LINKEN-Abgeordnete informieren sich über Lage bei Burger King

31.10.2013
Niels-Holger Schmidt

Wie berichtet " Facebook: Klatsche für den Burger-König" überzieht der Bulettenbräter Burger King Betriebsräte derzeit mit einer Klageflut. Über die Lage beim „Bratklops-König“ und anderen Firmen der Systemgastronomie informierten sich am 28. Oktober die LINKEN Bundestagabgeordneten Ulla Jelpke und Matthias W. Birkwald bei Betroffenen. Eingeladen hatte die Fachgruppe Systemgastronomie der Gewerkschaft Nahrung-Genuss-Gaststätten (NGG) in Dortmund.

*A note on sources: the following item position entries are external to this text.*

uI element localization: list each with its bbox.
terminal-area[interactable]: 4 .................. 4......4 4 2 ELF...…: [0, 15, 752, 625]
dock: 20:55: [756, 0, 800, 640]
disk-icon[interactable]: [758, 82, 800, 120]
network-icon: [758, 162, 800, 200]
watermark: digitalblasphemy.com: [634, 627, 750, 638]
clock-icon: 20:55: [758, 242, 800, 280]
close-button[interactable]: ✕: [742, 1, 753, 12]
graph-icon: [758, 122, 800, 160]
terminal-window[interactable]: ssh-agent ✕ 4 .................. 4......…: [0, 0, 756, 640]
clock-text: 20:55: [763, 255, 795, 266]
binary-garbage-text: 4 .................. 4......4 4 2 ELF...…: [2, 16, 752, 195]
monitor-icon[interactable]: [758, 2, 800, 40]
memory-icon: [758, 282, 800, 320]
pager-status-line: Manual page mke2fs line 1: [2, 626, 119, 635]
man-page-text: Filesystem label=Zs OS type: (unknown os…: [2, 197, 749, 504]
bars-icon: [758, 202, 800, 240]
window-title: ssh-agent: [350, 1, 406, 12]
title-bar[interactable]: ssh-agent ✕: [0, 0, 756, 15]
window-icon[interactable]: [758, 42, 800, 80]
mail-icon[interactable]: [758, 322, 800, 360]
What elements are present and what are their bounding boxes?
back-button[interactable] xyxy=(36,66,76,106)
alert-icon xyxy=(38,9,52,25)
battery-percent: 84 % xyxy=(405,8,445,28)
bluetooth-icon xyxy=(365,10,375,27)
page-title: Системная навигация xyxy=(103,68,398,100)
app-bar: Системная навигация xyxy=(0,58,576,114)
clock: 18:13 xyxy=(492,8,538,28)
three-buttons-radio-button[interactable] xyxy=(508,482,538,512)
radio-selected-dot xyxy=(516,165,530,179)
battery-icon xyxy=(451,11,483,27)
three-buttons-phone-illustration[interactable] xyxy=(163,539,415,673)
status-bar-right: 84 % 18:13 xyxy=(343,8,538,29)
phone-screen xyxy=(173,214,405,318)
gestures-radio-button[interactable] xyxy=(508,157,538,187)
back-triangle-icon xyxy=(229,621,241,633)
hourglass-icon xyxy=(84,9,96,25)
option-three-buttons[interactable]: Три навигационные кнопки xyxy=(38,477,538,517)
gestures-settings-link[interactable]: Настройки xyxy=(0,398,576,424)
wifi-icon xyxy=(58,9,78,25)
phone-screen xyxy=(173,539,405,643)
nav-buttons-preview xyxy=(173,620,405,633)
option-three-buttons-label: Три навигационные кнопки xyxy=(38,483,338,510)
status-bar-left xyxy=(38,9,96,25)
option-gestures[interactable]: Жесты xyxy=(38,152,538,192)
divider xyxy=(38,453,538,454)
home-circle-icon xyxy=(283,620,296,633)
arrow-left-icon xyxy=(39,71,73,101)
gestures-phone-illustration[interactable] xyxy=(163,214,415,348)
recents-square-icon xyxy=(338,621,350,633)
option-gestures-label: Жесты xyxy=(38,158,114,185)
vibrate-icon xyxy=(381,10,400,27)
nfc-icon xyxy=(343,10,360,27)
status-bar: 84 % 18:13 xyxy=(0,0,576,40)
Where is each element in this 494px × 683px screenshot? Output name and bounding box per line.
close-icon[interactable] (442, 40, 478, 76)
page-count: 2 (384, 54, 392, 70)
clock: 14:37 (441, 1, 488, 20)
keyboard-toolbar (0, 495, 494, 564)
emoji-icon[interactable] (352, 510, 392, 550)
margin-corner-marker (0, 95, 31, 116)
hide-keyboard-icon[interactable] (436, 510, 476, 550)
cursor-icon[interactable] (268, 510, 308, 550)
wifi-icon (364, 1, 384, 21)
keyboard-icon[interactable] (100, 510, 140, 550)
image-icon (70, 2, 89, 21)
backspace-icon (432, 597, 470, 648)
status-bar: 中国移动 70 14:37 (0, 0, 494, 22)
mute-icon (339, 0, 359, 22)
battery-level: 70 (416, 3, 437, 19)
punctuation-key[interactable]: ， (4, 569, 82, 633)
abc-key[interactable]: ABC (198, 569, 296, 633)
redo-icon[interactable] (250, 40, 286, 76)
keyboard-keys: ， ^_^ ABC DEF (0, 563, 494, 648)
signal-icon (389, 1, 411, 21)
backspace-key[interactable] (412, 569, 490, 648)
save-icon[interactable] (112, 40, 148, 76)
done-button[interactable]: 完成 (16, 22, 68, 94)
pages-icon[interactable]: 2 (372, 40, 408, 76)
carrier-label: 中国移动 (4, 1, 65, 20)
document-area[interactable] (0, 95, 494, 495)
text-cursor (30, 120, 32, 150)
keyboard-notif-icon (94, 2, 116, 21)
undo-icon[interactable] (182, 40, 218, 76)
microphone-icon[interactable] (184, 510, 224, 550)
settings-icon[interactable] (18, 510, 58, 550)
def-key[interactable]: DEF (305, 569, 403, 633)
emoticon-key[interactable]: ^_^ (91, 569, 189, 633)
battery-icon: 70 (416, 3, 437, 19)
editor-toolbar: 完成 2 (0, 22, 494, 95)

„Wir wollen endlich menschlich behandelt werden“, fasste eine langjährige Beschäftigte einer Fast-Food-Kette ihre Erwartungen zusammen. Zuvor hatte sie berichtet, dass der Druck auf die Beschäftigten zum Teil unerträglich sei.

Link: Facebook: Klatsche für den Burger-König
Ab einem gewissen Alter werde versucht, Beschäftigte aus dem Betrieb zu drängen. Hintergrund ist nach Worten von NGG-Sekretär Manfred Sträter, dass so das Aufsteigen von Mitarbeitern in höhere Tarifgruppen vermieden werden soll. So spart der Arbeitgeber nach dem Tarifvertrag je Beschäftigtem Das spart dem Arbeitgeber pro Beschäftigtem 70 bis 80 Cent in der Stunde.
Deshalb ist von einer hohen Zahl von Hartz-IV-Aufstockern in der Systemgastronomie auszugehen. Möglich wird diese Personalpolitik „Modell Drehtür“ durch den massenhaften Einsatz befristeter und geringfügiger Arbeitsverhältnisse. Deren Anteil liegt nach Erfahrungen der Betroffenen und ihrer Gewerkschaft zum Teil 80 bis 90 Prozent.
Ergebnis: Etwa 90 Prozent der Beschäftigten kommen über die untersten drei Lohngruppen, in denen zwischen 7,71€ und 8,55€ gezahlt werden, nicht hinaus. Selbst die Tarifgruppe 3 mit 8,55€ Stundenlohn bleibt die Ausnahme. Auch der unlängst eingeführte Ausbildungsberuf „Fachmann/-frau für Systemgastronomie“ trägt nicht zur Verbesserung bei. „Der ist mit einer Durchfallquote von 40 Prozent eher ein Mittel zur Ausbeutung, als ein Einstieg in den Arbeitsmarkt“, sagte Sträter.
Viele der rund 60 Azubis in Dortmund würden als noch billigere Arbeitskräfte eingesetzt. Ein Azubi im 1. Jahr bekommt gerade 670€, während ein normaler Vollzeit-Beschäftigter in der untersten Lohngruppe 1.268€ Brutto erhält.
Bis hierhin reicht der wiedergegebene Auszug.